La vita personale di ciascuno ha dietro di sé un tesoro, dice Maria Zambrano. Allora bisogna imparare – imparare di nuovo – a guardarsi indietro, a riconoscere i volti, a richiamare alla mente il passato vicino attraverso il ricordo e quello lontano attraverso la storia. Probabilmente non esiste nessuna cosa che si possa pensare, nessun comportamento, nessuna espressione della nostra personalità che non abbia un legame con la memoria, che ad essa non faccia, implicitamente o esplicitamente, riferimento. Probabilmente non esiste neppure una sola parola pronunciata che non si leghi in qualche modo ad un’altra parola percepita magari anche in un tempo lontano. Perfino la nostra immaginazione si fonda sulla memoria. Qualsiasi fantastica configurazione, qualsiasi costruzione immaginaria, trova il proprio impulso nel filamento di una radice della memoria. Poi la si trasforma, la si proietta in un altrove semantico, ma l’impulso è nel fondo della memoria.
Storia e memoria configurano la nostra esistenza, il nostro modo di confrontarci con gli esseri, le storie, i paesaggi, il presente, il passato, il futuro.

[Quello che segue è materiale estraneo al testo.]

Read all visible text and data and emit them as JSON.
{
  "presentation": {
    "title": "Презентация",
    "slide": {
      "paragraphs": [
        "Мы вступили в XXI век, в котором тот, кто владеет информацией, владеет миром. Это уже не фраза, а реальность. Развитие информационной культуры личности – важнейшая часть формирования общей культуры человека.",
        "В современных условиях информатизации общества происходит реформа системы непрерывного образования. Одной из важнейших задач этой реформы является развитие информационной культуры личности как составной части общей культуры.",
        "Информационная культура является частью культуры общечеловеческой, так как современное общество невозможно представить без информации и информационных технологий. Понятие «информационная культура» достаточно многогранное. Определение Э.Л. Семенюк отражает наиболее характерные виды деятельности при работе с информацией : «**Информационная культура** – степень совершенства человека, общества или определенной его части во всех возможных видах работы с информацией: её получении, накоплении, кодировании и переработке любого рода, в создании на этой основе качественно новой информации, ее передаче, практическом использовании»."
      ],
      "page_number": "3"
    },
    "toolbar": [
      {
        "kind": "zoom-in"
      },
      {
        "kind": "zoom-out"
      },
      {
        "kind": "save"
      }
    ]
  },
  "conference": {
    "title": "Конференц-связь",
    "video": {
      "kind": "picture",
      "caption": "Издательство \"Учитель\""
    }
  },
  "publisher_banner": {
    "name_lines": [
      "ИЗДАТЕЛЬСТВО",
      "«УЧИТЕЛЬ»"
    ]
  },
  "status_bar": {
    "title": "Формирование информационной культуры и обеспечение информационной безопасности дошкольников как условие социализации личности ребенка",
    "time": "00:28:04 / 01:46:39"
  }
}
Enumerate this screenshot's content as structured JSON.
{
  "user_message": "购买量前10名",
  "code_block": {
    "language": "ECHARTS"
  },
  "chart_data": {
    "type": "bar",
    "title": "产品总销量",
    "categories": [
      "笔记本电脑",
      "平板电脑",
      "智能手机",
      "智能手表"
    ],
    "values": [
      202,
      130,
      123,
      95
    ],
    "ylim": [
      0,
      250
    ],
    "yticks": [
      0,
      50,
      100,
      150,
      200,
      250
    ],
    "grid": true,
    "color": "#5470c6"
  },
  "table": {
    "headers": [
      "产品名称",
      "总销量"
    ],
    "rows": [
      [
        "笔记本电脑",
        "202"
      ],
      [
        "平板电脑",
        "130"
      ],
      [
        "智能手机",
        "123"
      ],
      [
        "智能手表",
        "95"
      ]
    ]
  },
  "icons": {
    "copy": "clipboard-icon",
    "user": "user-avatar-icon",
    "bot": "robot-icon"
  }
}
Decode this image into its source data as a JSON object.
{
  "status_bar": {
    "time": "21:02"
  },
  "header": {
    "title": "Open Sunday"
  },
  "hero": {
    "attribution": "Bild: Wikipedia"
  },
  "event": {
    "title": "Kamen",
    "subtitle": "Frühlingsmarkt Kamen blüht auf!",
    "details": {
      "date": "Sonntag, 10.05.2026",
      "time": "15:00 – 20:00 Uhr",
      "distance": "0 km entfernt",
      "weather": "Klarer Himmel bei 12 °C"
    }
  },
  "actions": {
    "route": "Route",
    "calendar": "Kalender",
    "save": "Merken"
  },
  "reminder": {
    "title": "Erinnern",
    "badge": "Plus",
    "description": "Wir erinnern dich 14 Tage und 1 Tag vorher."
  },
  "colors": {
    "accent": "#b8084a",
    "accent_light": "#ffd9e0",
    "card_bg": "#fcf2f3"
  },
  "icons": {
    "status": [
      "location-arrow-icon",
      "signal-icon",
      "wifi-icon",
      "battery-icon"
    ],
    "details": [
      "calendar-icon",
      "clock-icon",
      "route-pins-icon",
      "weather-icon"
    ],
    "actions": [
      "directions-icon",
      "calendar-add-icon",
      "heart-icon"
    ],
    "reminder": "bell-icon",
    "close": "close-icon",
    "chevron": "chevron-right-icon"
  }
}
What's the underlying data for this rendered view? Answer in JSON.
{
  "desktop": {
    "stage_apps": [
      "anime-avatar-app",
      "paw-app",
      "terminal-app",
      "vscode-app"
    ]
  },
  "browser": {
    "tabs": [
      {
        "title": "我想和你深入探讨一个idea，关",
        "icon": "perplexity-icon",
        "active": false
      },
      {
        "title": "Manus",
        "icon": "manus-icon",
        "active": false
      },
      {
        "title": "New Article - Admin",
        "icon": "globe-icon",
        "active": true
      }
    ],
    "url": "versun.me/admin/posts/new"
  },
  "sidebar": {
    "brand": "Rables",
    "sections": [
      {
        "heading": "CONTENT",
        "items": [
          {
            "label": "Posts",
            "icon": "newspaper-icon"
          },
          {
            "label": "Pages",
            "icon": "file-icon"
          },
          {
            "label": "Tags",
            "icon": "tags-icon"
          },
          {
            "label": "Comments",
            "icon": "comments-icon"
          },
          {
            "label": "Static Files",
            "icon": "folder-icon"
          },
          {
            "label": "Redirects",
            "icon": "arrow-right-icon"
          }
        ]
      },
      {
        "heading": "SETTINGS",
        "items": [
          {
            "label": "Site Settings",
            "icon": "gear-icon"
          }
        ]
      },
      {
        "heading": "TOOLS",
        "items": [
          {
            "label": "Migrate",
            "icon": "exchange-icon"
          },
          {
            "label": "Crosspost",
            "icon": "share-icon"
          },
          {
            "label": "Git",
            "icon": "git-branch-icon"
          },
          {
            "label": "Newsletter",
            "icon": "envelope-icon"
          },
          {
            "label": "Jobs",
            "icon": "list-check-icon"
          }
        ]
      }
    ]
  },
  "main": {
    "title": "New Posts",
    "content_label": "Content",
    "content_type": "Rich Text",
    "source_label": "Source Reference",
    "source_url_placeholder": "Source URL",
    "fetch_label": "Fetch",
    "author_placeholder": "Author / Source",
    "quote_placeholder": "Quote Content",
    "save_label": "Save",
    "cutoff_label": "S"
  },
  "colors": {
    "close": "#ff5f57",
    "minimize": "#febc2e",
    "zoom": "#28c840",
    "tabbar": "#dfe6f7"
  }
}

Se gli strumenti nuovi che arrivano, se la tecnologia che evolve con rapidità vertiginosa saranno funzionali alla scoperta di quel tesoro che ognuno ha dietro di sé, alla cognizione del motivo, del movente, delle cause e degli effetti di quello che accade, alla decifrazione della nostra realtà e del nostro immaginario, alla comprensione del perché noi siamo qui, ora, così, allora è davvero perfetto. Se non dovessero esserlo, allora, forse, sarebbe il caso di soffermarsi qualche secondo a fare il conto di quello che si vince e di quello che si perde.